S-scan is a Magnetic Resonance (MR) system that produces transversal, sagittal and coronal and oblique cross-section images of the limbs, joints and spinal column. It is intended for imaging portions of the upper limb, including the hand, wrist, forearm, elbow, arm and shoulder, imaging portions of the lower limb, including the foot, ankle, calf, knee, thigh and hip and imaging portions of the spinal column, including the cervical and lumbo-sacral sections.

S-scan images correspond to the spatial distribution of protons (hydrogen nuclei) that determine magnetic resonance properties and are dependent on the MR parameters, including spin-lattice relaxation time (T1), spin-spin relaxation time (T2), nuclei density, flow velocity and "chemical shift". When interpreted by a medical expert trained in the use of MR equipment, the images can provide diagnostically useful information.

Device Description

The system is composed of these main parts:

Patient positioning table.
Magnetic unit with the display panel.
Operating console that consists of the PC unit (including keyboard and mouse), the monitor and the operating table.
Electronics box with filter panel.

AI/ML Overview

The provided text is a 510(k) summary for the S-scan MRI system. It describes the device, its intended use, and technological characteristics compared to predicate devices.

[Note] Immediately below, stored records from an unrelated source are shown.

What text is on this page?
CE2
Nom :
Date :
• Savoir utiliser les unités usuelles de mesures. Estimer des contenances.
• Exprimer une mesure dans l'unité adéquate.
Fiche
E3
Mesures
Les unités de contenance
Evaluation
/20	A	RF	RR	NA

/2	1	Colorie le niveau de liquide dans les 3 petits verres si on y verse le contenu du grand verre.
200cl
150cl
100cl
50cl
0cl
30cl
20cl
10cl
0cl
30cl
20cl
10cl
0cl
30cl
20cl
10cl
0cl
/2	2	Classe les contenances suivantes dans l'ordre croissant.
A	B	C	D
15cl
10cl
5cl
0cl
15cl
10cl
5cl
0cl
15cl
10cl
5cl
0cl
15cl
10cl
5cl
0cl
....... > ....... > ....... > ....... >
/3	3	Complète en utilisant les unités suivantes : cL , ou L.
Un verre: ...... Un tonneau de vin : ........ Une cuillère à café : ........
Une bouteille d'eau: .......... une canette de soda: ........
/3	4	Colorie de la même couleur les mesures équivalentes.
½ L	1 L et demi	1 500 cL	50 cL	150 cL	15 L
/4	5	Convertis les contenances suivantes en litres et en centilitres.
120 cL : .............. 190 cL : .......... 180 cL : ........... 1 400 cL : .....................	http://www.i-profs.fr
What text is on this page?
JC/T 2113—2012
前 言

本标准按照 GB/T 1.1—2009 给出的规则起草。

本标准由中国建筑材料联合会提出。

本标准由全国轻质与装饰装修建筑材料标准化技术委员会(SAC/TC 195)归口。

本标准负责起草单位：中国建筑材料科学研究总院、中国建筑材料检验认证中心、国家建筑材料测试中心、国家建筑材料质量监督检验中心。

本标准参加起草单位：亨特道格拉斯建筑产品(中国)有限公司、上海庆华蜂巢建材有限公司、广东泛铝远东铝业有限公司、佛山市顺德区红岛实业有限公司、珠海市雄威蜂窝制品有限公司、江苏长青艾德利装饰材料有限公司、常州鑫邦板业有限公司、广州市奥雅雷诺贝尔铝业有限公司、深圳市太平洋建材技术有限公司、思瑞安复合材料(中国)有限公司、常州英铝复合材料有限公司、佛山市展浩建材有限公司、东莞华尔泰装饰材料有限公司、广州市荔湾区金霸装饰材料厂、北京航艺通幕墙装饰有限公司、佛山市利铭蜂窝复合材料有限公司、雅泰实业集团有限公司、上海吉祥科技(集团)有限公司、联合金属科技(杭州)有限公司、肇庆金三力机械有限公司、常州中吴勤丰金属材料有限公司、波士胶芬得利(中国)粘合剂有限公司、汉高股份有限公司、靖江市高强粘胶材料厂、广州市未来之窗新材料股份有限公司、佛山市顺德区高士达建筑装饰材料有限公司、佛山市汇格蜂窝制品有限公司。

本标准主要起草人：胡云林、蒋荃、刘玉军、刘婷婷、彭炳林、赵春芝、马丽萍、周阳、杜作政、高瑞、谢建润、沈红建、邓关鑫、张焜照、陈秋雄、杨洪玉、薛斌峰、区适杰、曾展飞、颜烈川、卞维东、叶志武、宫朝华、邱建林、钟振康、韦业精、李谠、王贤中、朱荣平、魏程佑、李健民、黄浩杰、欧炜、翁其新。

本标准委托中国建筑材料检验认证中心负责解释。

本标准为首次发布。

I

However, it does not contain information about acceptance criteria, specific performance studies, sample sizes, expert qualifications, ground truth establishment, or any comparative effectiveness studies (MRMC or standalone AI performance).

The document focuses on demonstrating substantial equivalence to existing MRI systems based on similar technology and intended use, rather than presenting a detailed performance evaluation with specific acceptance criteria as one might expect for a new diagnostic algorithm or AI-powered device.

Therefore, I cannot populate the requested tables and information based on the provided text. The document primarily highlights modifications to an existing G-scan MRI system (K042236) and its similarity to other predicate devices like the E-scan Opera (K060956) and Siemens Magnetom C! (K043030).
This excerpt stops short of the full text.